Мои отец и брат, типичные либералы, по совершенно иным причинам обходятся с Иосией весьма осторожно. Во-первых, и это само собой разумеется, воззрения предка мешают им соответствием политической реальности. Кроме того, их пугает возвышенная личность. Александр представляется им стихией, молнией, вспышку которой исчерпывающе объясняет напряжение меж Европой и Азией. Существует поистине удивительное единодушие либеральной и героической историографий.

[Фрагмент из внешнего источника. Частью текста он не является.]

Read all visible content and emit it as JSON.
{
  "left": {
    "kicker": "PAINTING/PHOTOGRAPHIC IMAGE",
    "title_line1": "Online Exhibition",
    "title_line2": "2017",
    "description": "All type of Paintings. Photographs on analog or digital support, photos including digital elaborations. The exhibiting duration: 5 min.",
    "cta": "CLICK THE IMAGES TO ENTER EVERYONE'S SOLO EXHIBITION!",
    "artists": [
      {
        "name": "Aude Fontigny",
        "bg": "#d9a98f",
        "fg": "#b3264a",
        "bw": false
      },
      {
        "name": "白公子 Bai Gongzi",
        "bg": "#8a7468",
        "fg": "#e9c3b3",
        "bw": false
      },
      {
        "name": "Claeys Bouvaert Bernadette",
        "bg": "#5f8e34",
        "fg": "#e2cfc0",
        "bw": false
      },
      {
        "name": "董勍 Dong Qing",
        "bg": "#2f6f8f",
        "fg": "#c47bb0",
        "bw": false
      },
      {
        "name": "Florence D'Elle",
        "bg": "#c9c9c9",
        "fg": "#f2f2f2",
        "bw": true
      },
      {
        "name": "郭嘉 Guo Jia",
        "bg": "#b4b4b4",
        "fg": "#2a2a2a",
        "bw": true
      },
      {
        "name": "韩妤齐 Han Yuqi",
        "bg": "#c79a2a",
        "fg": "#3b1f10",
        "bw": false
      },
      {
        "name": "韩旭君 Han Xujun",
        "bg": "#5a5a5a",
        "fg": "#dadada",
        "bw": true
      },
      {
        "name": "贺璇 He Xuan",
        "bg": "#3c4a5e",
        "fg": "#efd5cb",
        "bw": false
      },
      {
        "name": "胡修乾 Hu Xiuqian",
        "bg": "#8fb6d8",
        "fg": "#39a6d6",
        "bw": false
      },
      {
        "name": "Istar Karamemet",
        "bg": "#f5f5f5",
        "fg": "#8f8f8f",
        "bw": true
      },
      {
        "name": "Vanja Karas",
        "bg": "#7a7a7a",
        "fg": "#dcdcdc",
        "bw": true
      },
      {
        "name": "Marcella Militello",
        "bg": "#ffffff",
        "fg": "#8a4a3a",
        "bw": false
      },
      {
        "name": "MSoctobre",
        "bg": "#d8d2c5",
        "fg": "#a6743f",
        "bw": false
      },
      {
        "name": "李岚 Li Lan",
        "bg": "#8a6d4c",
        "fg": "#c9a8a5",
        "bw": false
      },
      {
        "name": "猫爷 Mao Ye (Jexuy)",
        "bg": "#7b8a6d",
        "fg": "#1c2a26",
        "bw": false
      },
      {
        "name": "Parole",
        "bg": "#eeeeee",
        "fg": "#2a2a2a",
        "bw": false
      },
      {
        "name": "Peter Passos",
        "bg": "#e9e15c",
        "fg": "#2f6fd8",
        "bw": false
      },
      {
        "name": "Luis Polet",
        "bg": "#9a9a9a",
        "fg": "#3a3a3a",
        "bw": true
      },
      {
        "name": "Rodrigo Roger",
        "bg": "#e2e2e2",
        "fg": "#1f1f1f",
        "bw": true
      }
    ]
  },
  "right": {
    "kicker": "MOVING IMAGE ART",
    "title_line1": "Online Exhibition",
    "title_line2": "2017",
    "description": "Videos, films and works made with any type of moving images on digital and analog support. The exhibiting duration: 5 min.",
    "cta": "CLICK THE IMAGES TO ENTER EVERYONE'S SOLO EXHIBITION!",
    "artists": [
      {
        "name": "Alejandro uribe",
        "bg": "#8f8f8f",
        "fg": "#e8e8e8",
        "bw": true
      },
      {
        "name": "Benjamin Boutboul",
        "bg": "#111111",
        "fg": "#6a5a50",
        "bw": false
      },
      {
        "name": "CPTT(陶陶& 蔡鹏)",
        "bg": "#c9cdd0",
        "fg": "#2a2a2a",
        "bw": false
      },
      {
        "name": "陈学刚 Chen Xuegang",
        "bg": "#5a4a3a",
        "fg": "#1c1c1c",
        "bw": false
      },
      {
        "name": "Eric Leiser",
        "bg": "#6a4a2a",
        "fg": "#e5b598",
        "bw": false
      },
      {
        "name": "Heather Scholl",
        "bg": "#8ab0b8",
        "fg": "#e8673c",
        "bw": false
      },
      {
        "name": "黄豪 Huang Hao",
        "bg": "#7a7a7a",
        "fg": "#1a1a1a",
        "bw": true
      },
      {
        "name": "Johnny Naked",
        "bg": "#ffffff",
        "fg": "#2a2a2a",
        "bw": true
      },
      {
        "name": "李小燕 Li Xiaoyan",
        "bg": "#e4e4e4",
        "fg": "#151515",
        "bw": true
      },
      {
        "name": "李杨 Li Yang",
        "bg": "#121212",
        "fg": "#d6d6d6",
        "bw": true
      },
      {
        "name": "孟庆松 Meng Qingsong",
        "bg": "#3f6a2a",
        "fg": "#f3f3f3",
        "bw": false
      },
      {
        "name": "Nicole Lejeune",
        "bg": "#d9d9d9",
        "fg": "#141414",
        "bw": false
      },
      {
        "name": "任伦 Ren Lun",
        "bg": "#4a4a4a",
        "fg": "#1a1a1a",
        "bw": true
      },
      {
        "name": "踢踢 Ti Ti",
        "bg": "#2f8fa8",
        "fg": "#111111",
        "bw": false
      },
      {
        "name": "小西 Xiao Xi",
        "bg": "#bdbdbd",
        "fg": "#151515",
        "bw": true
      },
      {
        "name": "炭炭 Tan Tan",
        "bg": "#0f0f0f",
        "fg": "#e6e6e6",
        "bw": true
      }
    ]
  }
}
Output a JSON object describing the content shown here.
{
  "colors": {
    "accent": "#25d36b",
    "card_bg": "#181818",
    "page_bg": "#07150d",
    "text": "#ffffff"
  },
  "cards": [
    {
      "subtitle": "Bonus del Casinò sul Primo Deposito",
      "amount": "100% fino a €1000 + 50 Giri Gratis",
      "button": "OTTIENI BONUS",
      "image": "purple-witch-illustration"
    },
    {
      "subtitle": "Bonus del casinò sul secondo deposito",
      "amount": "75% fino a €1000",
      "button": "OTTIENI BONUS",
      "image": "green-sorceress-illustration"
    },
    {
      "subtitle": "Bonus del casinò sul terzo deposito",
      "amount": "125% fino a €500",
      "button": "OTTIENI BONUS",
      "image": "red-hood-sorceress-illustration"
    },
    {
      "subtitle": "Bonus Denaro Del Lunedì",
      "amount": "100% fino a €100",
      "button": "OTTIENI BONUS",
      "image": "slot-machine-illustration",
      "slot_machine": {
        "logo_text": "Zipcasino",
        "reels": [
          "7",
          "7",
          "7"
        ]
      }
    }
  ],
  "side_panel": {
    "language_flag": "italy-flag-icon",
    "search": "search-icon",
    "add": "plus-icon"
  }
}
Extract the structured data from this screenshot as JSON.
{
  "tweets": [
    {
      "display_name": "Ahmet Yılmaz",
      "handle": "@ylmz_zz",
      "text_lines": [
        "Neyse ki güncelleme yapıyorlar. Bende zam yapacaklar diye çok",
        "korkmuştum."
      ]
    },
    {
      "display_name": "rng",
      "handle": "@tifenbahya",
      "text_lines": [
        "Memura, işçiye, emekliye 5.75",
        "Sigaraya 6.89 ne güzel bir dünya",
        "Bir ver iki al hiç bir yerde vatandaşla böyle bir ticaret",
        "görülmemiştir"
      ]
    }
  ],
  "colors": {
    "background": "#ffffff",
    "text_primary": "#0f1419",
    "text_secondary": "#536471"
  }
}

Из нашей семьи уже много поколений выходят историки. В виде исключения мы дали миру одного богослова и одного шалопая, чьи следы затерялись в неизвестности. Что касается меня, то я, как положено, получил магистерскую степень, поработал ассистентом у Виго, а сейчас, будучи его правой рукой, пишу работы – сам и в соавторстве. Кроме того, я читаю лекции и курирую докторантов.

Так может продолжаться еще несколько лет; я не спешу ни в профессора, ни в сенаторы, ибо меня вполне устраивает мое нынешнее положение. Если не считать редких приступов подавленности, я вполне уравновешен. А стало быть, спокойно наблюдаю, как течет время, что само по себе доставляет истинное наслаждение. Здесь угадывается таинство табака и вообще легких наркотиков.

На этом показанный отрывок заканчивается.